Jean-Marie Eugène Derscheid (May 19, 1901, Sterrebeek – March 13, 1944) was a Belgian zoologist who focused much of his professional interest on Africa.
He was a world expert on breeding exotic waterfowl in captivity, authored scientific articles on a wide range of wildlife species, became the initial director of Africa's first national park and gathered an important historical manuscript collection on Rwandan history that is available online.
He was a Fellow of the Zoological Society of London and of the U.S.

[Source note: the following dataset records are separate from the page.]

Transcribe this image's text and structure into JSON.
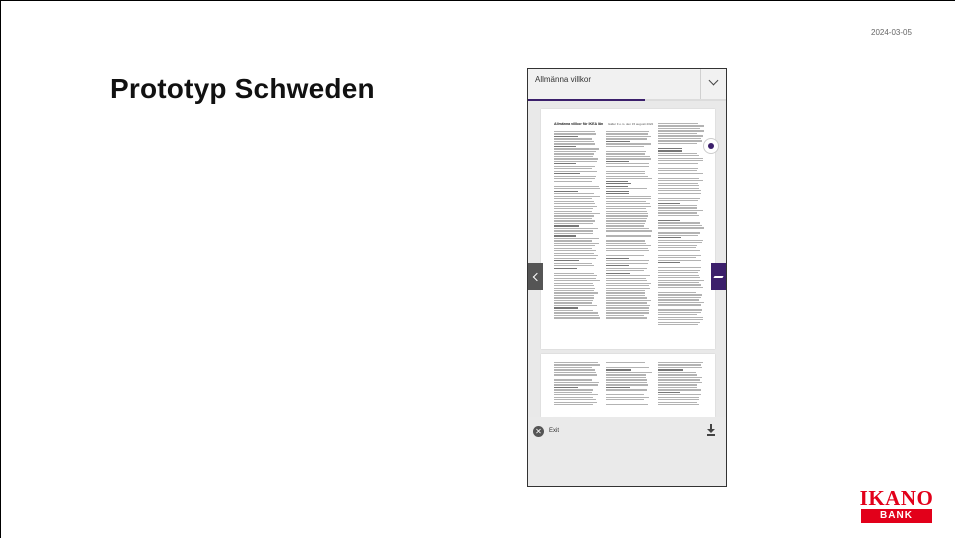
{
  "slide": {
    "date": "2024-03-05",
    "title": "Prototyp Schweden"
  },
  "app": {
    "header_title": "Allmänna villkor",
    "progress_fraction": 0.59,
    "document": {
      "heading": "Allmänna villkor för IKEA lån",
      "subheading": "Gäller fr.o.m. den 15 augusti 2022"
    },
    "zoom": {
      "plus": "+",
      "minus": "−"
    },
    "footer": {
      "exit_label": "Exit"
    }
  },
  "logo": {
    "main": "IKANO",
    "sub": "BANK"
  },
  "colors": {
    "brand_purple": "#3b1f6b",
    "ikano_red": "#e2001a"
  },
  "icons": [
    "chevron-down-icon",
    "globe-icon",
    "chevron-left-icon",
    "brand-mark-icon",
    "close-circle-icon",
    "download-icon"
  ]
}
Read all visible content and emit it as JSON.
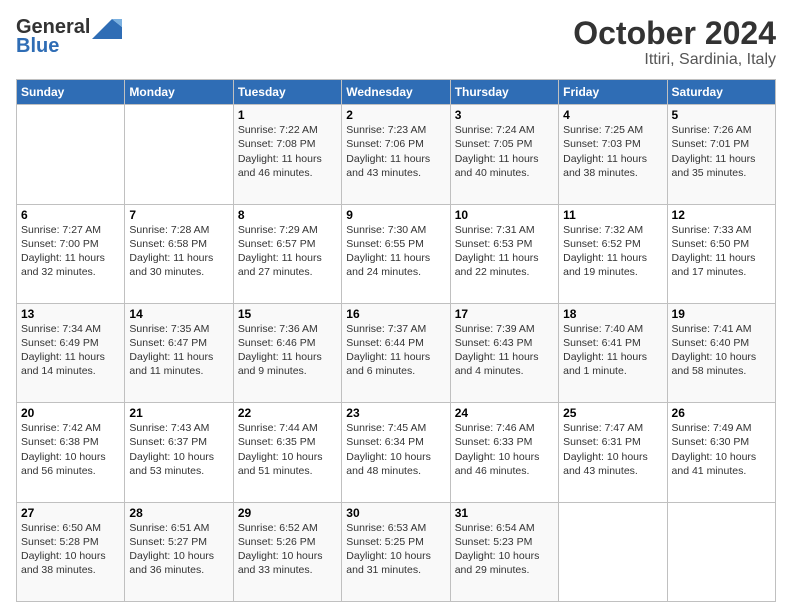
{
  "header": {
    "logo_line1": "General",
    "logo_line2": "Blue",
    "title": "October 2024",
    "subtitle": "Ittiri, Sardinia, Italy"
  },
  "weekdays": [
    "Sunday",
    "Monday",
    "Tuesday",
    "Wednesday",
    "Thursday",
    "Friday",
    "Saturday"
  ],
  "weeks": [
    [
      {
        "day": "",
        "info": ""
      },
      {
        "day": "",
        "info": ""
      },
      {
        "day": "1",
        "info": "Sunrise: 7:22 AM\nSunset: 7:08 PM\nDaylight: 11 hours and 46 minutes."
      },
      {
        "day": "2",
        "info": "Sunrise: 7:23 AM\nSunset: 7:06 PM\nDaylight: 11 hours and 43 minutes."
      },
      {
        "day": "3",
        "info": "Sunrise: 7:24 AM\nSunset: 7:05 PM\nDaylight: 11 hours and 40 minutes."
      },
      {
        "day": "4",
        "info": "Sunrise: 7:25 AM\nSunset: 7:03 PM\nDaylight: 11 hours and 38 minutes."
      },
      {
        "day": "5",
        "info": "Sunrise: 7:26 AM\nSunset: 7:01 PM\nDaylight: 11 hours and 35 minutes."
      }
    ],
    [
      {
        "day": "6",
        "info": "Sunrise: 7:27 AM\nSunset: 7:00 PM\nDaylight: 11 hours and 32 minutes."
      },
      {
        "day": "7",
        "info": "Sunrise: 7:28 AM\nSunset: 6:58 PM\nDaylight: 11 hours and 30 minutes."
      },
      {
        "day": "8",
        "info": "Sunrise: 7:29 AM\nSunset: 6:57 PM\nDaylight: 11 hours and 27 minutes."
      },
      {
        "day": "9",
        "info": "Sunrise: 7:30 AM\nSunset: 6:55 PM\nDaylight: 11 hours and 24 minutes."
      },
      {
        "day": "10",
        "info": "Sunrise: 7:31 AM\nSunset: 6:53 PM\nDaylight: 11 hours and 22 minutes."
      },
      {
        "day": "11",
        "info": "Sunrise: 7:32 AM\nSunset: 6:52 PM\nDaylight: 11 hours and 19 minutes."
      },
      {
        "day": "12",
        "info": "Sunrise: 7:33 AM\nSunset: 6:50 PM\nDaylight: 11 hours and 17 minutes."
      }
    ],
    [
      {
        "day": "13",
        "info": "Sunrise: 7:34 AM\nSunset: 6:49 PM\nDaylight: 11 hours and 14 minutes."
      },
      {
        "day": "14",
        "info": "Sunrise: 7:35 AM\nSunset: 6:47 PM\nDaylight: 11 hours and 11 minutes."
      },
      {
        "day": "15",
        "info": "Sunrise: 7:36 AM\nSunset: 6:46 PM\nDaylight: 11 hours and 9 minutes."
      },
      {
        "day": "16",
        "info": "Sunrise: 7:37 AM\nSunset: 6:44 PM\nDaylight: 11 hours and 6 minutes."
      },
      {
        "day": "17",
        "info": "Sunrise: 7:39 AM\nSunset: 6:43 PM\nDaylight: 11 hours and 4 minutes."
      },
      {
        "day": "18",
        "info": "Sunrise: 7:40 AM\nSunset: 6:41 PM\nDaylight: 11 hours and 1 minute."
      },
      {
        "day": "19",
        "info": "Sunrise: 7:41 AM\nSunset: 6:40 PM\nDaylight: 10 hours and 58 minutes."
      }
    ],
    [
      {
        "day": "20",
        "info": "Sunrise: 7:42 AM\nSunset: 6:38 PM\nDaylight: 10 hours and 56 minutes."
      },
      {
        "day": "21",
        "info": "Sunrise: 7:43 AM\nSunset: 6:37 PM\nDaylight: 10 hours and 53 minutes."
      },
      {
        "day": "22",
        "info": "Sunrise: 7:44 AM\nSunset: 6:35 PM\nDaylight: 10 hours and 51 minutes."
      },
      {
        "day": "23",
        "info": "Sunrise: 7:45 AM\nSunset: 6:34 PM\nDaylight: 10 hours and 48 minutes."
      },
      {
        "day": "24",
        "info": "Sunrise: 7:46 AM\nSunset: 6:33 PM\nDaylight: 10 hours and 46 minutes."
      },
      {
        "day": "25",
        "info": "Sunrise: 7:47 AM\nSunset: 6:31 PM\nDaylight: 10 hours and 43 minutes."
      },
      {
        "day": "26",
        "info": "Sunrise: 7:49 AM\nSunset: 6:30 PM\nDaylight: 10 hours and 41 minutes."
      }
    ],
    [
      {
        "day": "27",
        "info": "Sunrise: 6:50 AM\nSunset: 5:28 PM\nDaylight: 10 hours and 38 minutes."
      },
      {
        "day": "28",
        "info": "Sunrise: 6:51 AM\nSunset: 5:27 PM\nDaylight: 10 hours and 36 minutes."
      },
      {
        "day": "29",
        "info": "Sunrise: 6:52 AM\nSunset: 5:26 PM\nDaylight: 10 hours and 33 minutes."
      },
      {
        "day": "30",
        "info": "Sunrise: 6:53 AM\nSunset: 5:25 PM\nDaylight: 10 hours and 31 minutes."
      },
      {
        "day": "31",
        "info": "Sunrise: 6:54 AM\nSunset: 5:23 PM\nDaylight: 10 hours and 29 minutes."
      },
      {
        "day": "",
        "info": ""
      },
      {
        "day": "",
        "info": ""
      }
    ]
  ]
}
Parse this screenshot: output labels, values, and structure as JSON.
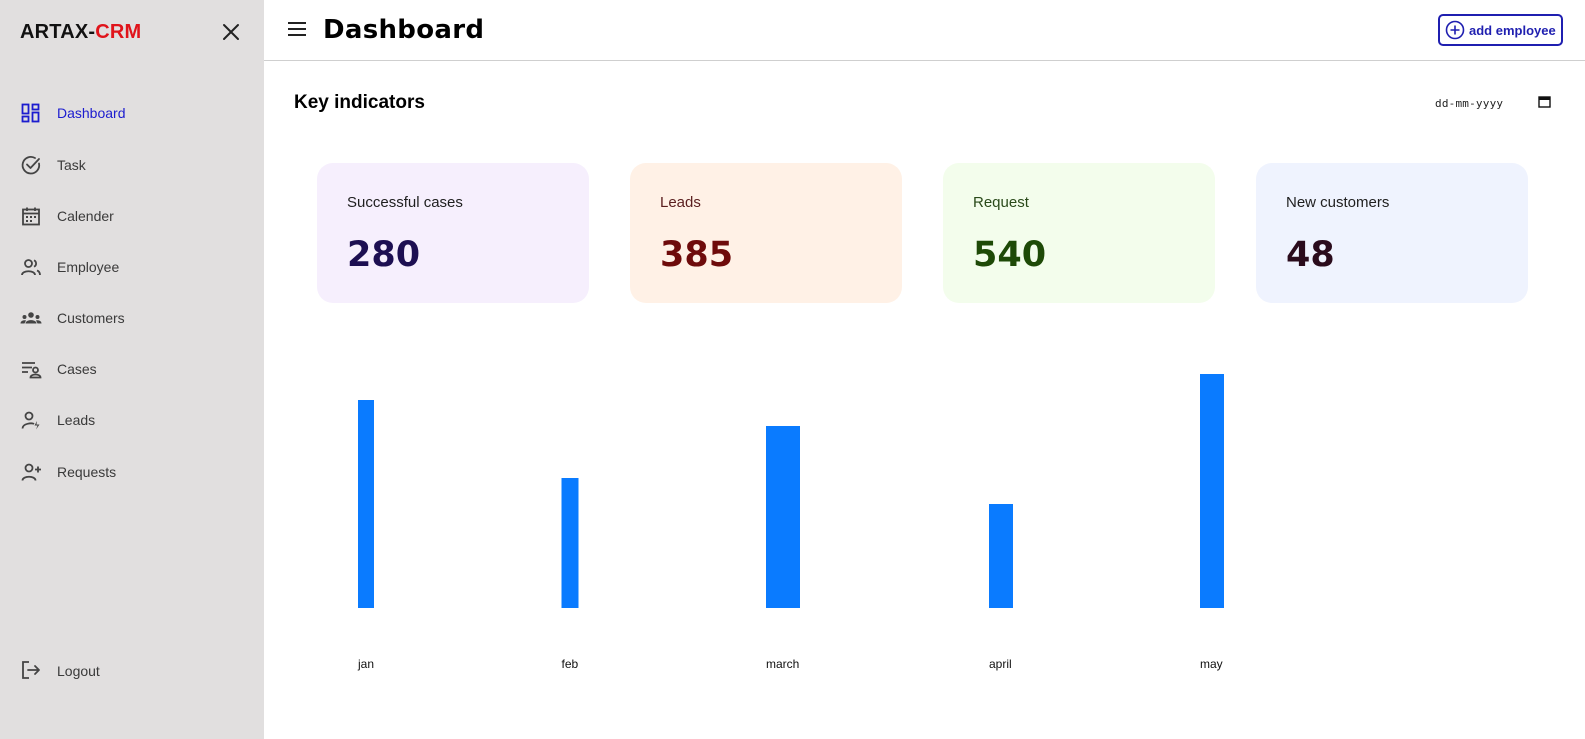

National Audubon Society, a corresponding fellow of the American Ornithologists' Union, an honorable life member of the Wildlife Preservation Society of Australia and member of the Avicultural Society (U.K.).As a young man, during World War I, he joined the Belgian Army, only to be apprehended in 1918 while attempting to join the fighting near Ypres and imprisoned by the German Army at Hasselt Prison until the Armistice.
During World War II, he served in the Belgian Resistance as a leader with the Comet line, which was organized to help Allied soldiers and airmen escape German-occupied Europe and return to Great Britain.
He was (again) captured, this time by Nazi Germany's Geheime Feldpolizei (GFP or Secret Field Police) in October 1941, sent to a series of prisons and concentration camps and ultimately executed as a spy on March 13, 1944.